Menteri Koperasi dan UKM Ferry Juliantono menyatakan keyakinannya bahwa Koperasi Desa Merah Putih memiliki potensi besar untuk menjadi kekuatan ekonomi nasional. Pernyataan ini disampaikan dalam seminar Kuliah Umum yang berlangsung di Jakarta pada hari Kamis.

Menurut Menteri Ferry, kontribusi signifikan dari Koperasi Desa sangat diperlukan guna mencapai target pertumbuhan ekonomi Indonesia sebesar 8 persen. Target ambisius ini diharapkan dapat diwujudkan melalui pendekatan ekonomi yang inklusif dan merata.

Inklusivitas ekonomi menjadi kunci agar seluruh lapisan masyarakat dapat merasakan manfaat dari pertumbuhan tersebut. Koperasi Desa, dengan prinsip kebersamaan, dipercaya mampu menjadi wadah utama untuk mewujudkan pemerataan ekonomi di seluruh pelosok negeri.

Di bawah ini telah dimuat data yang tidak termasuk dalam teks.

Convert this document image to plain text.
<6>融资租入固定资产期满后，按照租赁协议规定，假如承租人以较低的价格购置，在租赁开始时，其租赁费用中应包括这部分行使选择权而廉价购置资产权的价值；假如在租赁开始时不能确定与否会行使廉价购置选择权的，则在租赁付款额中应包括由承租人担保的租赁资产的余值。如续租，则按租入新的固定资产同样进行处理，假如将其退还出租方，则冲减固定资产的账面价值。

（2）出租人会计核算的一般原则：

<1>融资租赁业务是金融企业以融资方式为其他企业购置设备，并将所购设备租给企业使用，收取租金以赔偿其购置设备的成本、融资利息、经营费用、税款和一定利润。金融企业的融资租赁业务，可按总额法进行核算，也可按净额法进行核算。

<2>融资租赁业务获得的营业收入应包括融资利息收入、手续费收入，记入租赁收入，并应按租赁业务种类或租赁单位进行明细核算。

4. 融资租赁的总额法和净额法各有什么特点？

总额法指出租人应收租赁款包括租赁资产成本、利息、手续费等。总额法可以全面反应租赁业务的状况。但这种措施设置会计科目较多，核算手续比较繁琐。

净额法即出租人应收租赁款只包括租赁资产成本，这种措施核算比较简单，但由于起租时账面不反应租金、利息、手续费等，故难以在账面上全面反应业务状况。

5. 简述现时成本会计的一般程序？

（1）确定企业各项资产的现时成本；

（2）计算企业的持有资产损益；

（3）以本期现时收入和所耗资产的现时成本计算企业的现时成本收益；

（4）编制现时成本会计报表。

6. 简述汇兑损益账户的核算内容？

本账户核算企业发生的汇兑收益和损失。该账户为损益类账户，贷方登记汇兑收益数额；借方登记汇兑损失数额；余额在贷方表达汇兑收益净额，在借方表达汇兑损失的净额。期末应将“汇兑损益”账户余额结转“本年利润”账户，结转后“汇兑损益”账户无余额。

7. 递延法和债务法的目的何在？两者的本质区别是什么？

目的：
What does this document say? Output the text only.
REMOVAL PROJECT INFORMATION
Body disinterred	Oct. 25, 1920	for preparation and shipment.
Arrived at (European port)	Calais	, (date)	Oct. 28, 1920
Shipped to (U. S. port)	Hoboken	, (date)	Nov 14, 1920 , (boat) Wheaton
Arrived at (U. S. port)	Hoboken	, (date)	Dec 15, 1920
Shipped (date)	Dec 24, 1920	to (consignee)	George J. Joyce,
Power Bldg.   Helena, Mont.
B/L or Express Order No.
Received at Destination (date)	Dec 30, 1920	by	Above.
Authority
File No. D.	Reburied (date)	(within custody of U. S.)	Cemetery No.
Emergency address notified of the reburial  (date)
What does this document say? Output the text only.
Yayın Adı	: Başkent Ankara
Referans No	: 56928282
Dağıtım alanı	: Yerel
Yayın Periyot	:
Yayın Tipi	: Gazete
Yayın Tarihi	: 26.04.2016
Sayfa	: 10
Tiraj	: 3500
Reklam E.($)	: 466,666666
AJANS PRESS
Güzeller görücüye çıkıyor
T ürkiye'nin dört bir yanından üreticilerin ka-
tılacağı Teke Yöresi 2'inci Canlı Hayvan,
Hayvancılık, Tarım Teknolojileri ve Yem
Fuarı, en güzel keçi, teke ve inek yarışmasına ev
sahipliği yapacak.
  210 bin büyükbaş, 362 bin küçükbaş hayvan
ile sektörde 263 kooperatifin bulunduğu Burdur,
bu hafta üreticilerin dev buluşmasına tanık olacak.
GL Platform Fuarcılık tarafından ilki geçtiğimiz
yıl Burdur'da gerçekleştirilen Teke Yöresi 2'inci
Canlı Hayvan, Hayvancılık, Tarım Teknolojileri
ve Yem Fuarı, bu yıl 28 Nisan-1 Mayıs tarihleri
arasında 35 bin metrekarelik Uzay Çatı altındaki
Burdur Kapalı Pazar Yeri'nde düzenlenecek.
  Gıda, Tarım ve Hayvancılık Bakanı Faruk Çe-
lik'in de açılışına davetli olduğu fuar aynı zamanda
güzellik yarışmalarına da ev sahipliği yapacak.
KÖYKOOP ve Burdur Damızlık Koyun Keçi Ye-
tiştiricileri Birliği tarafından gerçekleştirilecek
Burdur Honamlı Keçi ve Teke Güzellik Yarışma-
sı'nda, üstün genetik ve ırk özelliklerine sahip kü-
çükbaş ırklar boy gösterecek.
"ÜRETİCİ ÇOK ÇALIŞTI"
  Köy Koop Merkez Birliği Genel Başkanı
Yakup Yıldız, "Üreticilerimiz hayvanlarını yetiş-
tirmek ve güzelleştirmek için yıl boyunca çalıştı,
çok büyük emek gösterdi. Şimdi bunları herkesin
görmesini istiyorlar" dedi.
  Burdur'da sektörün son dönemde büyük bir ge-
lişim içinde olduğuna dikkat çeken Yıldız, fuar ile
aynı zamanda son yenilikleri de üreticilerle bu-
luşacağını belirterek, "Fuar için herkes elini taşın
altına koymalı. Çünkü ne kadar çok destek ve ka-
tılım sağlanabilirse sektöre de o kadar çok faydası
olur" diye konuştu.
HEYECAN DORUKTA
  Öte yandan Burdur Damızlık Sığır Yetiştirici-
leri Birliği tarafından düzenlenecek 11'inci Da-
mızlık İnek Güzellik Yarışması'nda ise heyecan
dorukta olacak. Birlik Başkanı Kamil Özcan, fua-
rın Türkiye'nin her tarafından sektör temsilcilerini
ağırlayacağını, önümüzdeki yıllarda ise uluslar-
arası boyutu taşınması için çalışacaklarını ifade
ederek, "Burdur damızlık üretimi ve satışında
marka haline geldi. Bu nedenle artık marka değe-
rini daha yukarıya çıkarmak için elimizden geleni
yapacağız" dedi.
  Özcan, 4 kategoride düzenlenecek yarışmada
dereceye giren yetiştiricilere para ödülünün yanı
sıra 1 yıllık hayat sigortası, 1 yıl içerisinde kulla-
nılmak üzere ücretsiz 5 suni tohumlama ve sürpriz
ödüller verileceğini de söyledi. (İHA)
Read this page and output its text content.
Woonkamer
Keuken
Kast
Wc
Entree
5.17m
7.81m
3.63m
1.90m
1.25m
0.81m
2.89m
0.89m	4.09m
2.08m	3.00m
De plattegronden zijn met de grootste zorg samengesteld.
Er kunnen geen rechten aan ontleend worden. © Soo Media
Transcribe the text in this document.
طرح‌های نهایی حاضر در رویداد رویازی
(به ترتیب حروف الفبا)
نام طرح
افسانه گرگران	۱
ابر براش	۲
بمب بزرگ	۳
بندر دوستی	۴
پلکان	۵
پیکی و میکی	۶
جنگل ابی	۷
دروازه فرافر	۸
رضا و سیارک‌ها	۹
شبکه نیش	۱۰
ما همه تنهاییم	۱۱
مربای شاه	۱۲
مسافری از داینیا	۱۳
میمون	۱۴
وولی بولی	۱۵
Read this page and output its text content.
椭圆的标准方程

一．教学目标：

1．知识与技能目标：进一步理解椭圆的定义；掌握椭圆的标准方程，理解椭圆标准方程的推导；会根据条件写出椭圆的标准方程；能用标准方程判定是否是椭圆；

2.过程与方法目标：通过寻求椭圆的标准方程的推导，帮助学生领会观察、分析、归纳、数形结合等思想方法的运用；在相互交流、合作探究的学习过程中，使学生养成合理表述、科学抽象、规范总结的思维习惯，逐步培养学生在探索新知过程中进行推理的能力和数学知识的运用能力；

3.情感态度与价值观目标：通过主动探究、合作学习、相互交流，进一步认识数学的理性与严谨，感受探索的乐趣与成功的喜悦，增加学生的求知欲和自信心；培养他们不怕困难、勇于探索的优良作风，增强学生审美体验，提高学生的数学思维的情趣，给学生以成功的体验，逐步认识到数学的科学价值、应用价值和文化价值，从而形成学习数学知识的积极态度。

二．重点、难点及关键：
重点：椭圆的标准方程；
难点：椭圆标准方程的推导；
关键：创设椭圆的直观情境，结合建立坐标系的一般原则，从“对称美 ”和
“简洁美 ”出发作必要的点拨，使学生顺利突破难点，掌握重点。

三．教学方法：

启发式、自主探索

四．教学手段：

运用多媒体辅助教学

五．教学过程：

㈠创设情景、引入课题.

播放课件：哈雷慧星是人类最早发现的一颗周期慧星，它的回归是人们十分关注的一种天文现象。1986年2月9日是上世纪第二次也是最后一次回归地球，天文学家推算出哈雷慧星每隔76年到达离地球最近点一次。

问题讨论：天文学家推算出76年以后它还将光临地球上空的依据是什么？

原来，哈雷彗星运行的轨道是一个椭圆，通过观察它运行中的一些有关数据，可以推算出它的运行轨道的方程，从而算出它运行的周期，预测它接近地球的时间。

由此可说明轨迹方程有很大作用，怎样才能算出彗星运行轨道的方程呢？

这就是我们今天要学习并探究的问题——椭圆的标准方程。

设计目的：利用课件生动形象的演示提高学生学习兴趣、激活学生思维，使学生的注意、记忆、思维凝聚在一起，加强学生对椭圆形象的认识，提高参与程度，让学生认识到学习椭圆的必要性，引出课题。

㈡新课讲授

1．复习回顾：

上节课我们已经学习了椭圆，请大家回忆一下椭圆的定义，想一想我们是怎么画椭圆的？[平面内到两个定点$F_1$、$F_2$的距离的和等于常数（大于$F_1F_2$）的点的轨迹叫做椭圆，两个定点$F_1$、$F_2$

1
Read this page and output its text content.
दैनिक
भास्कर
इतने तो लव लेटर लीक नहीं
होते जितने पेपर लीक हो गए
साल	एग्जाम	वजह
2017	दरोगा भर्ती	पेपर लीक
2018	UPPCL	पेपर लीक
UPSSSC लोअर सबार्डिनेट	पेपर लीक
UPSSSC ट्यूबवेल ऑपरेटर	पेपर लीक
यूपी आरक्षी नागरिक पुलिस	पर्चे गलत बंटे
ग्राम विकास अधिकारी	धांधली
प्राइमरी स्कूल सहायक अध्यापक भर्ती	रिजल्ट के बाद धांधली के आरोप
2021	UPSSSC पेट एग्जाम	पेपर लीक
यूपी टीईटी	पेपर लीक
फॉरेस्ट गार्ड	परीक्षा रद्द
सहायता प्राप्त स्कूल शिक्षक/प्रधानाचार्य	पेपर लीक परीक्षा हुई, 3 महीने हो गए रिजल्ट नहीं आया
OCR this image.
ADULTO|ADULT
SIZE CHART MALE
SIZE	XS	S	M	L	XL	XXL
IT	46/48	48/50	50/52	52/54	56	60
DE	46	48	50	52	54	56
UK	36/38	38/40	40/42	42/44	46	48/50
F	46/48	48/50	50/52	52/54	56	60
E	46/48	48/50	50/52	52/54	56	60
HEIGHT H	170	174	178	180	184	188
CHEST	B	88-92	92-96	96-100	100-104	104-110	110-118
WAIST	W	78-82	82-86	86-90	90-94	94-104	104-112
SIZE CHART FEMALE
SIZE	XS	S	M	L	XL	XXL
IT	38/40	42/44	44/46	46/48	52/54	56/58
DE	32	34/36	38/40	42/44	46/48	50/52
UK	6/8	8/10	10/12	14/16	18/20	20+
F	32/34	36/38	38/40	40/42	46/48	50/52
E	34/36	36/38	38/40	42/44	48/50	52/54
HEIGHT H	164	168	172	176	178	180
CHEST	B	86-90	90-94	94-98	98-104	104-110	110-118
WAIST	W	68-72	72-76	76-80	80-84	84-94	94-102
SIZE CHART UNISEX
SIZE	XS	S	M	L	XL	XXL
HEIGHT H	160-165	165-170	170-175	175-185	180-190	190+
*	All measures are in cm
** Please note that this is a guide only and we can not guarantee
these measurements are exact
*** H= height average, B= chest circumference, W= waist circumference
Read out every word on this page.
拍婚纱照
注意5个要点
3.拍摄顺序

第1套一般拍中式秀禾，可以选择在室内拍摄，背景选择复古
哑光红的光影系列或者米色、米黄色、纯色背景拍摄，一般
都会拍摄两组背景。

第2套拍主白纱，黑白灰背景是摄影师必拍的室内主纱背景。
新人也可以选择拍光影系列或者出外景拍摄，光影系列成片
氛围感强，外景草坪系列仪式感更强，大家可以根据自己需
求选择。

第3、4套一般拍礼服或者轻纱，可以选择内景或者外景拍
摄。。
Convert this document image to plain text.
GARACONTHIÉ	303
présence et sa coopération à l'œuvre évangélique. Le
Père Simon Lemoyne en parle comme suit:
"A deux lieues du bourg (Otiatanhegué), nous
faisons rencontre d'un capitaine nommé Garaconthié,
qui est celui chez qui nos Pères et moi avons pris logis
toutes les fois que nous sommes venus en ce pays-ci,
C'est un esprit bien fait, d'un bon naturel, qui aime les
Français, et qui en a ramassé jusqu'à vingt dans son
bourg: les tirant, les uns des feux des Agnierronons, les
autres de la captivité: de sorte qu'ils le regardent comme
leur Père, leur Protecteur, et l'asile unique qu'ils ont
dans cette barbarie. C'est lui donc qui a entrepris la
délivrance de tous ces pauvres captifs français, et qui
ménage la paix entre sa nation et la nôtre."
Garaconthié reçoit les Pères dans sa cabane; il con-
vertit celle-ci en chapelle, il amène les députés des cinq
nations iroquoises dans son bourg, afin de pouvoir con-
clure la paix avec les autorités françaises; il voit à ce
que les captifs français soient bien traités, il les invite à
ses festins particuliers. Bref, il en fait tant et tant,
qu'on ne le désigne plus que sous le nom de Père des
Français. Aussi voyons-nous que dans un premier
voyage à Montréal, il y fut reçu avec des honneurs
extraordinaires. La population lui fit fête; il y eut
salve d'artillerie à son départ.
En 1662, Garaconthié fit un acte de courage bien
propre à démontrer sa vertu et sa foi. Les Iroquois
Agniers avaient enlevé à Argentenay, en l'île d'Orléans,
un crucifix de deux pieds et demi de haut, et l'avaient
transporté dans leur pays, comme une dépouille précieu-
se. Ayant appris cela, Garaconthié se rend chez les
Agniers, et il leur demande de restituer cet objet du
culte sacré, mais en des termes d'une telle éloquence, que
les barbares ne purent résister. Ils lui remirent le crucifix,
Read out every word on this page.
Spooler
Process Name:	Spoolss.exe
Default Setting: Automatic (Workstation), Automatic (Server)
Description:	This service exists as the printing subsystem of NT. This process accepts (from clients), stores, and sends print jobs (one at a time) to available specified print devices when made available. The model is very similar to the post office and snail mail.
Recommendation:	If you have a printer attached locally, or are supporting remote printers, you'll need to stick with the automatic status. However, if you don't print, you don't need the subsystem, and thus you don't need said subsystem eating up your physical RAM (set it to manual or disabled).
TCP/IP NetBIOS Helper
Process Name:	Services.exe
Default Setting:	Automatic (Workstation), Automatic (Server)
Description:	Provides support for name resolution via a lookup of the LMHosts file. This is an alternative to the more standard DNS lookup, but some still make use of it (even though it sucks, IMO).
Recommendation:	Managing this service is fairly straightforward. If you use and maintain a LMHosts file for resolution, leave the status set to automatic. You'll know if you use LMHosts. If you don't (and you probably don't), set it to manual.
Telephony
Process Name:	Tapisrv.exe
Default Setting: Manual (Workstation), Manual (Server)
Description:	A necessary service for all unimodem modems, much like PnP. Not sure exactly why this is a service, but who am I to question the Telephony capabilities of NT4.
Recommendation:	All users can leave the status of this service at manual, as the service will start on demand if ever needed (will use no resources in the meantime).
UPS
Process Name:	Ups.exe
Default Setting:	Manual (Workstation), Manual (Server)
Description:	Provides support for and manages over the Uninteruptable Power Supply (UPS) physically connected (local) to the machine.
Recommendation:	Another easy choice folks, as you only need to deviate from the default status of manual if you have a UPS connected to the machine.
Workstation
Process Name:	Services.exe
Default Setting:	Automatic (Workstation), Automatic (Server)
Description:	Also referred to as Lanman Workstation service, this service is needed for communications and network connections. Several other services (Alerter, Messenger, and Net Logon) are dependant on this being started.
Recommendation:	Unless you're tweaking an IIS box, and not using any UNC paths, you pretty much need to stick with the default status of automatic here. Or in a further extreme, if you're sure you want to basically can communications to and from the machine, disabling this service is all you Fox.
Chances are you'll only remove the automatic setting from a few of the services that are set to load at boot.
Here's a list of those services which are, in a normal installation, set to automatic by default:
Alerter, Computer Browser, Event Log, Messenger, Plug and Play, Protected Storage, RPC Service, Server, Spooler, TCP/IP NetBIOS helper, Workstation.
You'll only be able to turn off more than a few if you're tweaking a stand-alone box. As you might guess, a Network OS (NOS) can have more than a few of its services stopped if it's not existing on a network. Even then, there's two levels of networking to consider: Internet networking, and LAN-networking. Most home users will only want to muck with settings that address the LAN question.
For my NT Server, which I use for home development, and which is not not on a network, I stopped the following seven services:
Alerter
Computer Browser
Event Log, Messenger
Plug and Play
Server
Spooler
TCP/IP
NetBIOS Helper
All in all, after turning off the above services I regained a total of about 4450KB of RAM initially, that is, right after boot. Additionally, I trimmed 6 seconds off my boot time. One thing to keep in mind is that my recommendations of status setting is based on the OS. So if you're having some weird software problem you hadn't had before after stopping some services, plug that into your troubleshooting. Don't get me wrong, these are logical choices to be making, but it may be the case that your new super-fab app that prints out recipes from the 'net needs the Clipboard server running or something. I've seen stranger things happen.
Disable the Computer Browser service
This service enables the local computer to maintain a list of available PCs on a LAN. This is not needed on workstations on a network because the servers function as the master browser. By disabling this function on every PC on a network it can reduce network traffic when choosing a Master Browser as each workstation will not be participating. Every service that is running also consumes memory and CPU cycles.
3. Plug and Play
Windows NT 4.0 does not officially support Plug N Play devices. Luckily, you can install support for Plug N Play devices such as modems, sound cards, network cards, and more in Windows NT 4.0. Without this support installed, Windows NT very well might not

Menteri Ferry Juliantono menekankan bahwa transformasi ekonomi tidak boleh hanya berorientasi pada kelompok besar dan modal kuat. Sebaliknya, transformasi harus mencakup usaha kecil, mikro, dan sektor informal agar pertumbuhan dapat dinikmati oleh semua.

"Transformasi ekonomi tidak hanya berorientasi pada kelompok besar dan modal kuat, tetapi juga harus mencakup usaha kecil, mikro, dan sektor informal," ujar Menteri Ferry dalam pernyataan resmi kementeriannya. Koperasi, dengan perannya sebagai platform ekonomi rakyat, mengedepankan prinsip kebersamaan yang menjadi fondasi kuat.

Melalui penguatan kelembagaan, digitalisasi, serta dukungan kebijakan yang tepat, Koperasi Desa diyakini dapat menjadi kekuatan utama. Kekuatan ini akan mendorong pencapaian target pertumbuhan ekonomi 8 persen yang telah ditetapkan oleh pemerintah.

Kementerian Koperasi berkomitmen menjadikan koperasi bukan hanya simbol kebersamaan semata, tetapi juga entitas ekonomi yang kuat. "Kementerian Koperasi berkomitmen untuk menjadikan koperasi tidak hanya simbol kebersamaan tetapi juga kekuatan ekonomi nasional nyata yang berkontribusi signifikan terhadap pertumbuhan dan kesejahteraan rakyat," tambah Juliantono. Keberhasilan Koperasi Desa Merah Putih menjadi salah satu instrumen utama untuk mencapai target pertumbuhan ekonomi tersebut.

Pada kesempatan yang sama, Menteri Keuangan Purbaya Yudhi Sadewa mengungkapkan optimismenya terhadap target pertumbuhan ekonomi 8 persen. Menurutnya, target ini sangat mungkin dicapai dalam dua hingga tiga tahun ke depan.

Pencapaian tersebut memerlukan dukungan fiskal yang tepat, penguatan investasi, dan partisipasi aktif dari semua pihak terkait. Menteri Purbaya juga menggarisbawahi pentingnya pemerataan ekonomi agar manfaatnya dapat dirasakan secara luas.

Sebagai langkah konkret, Presiden Prabowo Subianto secara resmi meluncurkan sekitar 80 ribu Koperasi Desa Merah Putih di seluruh Indonesia pada bulan Juli lalu. Program ini bertujuan utama untuk memperkuat ekonomi di tingkat desa.

Koperasi-koperasi ini dirancang sebagai pusat layanan ekonomi dan sosial bagi masyarakat desa, berfungsi sebagai hub penting. Mereka menawarkan berbagai layanan penting, mulai dari simpan pinjam, penyediaan kebutuhan pokok, hingga layanan klinik kesehatan, yang diharapkan dapat meningkatkan kesejahteraan dan kemandirian ekonomi desa secara menyeluruh.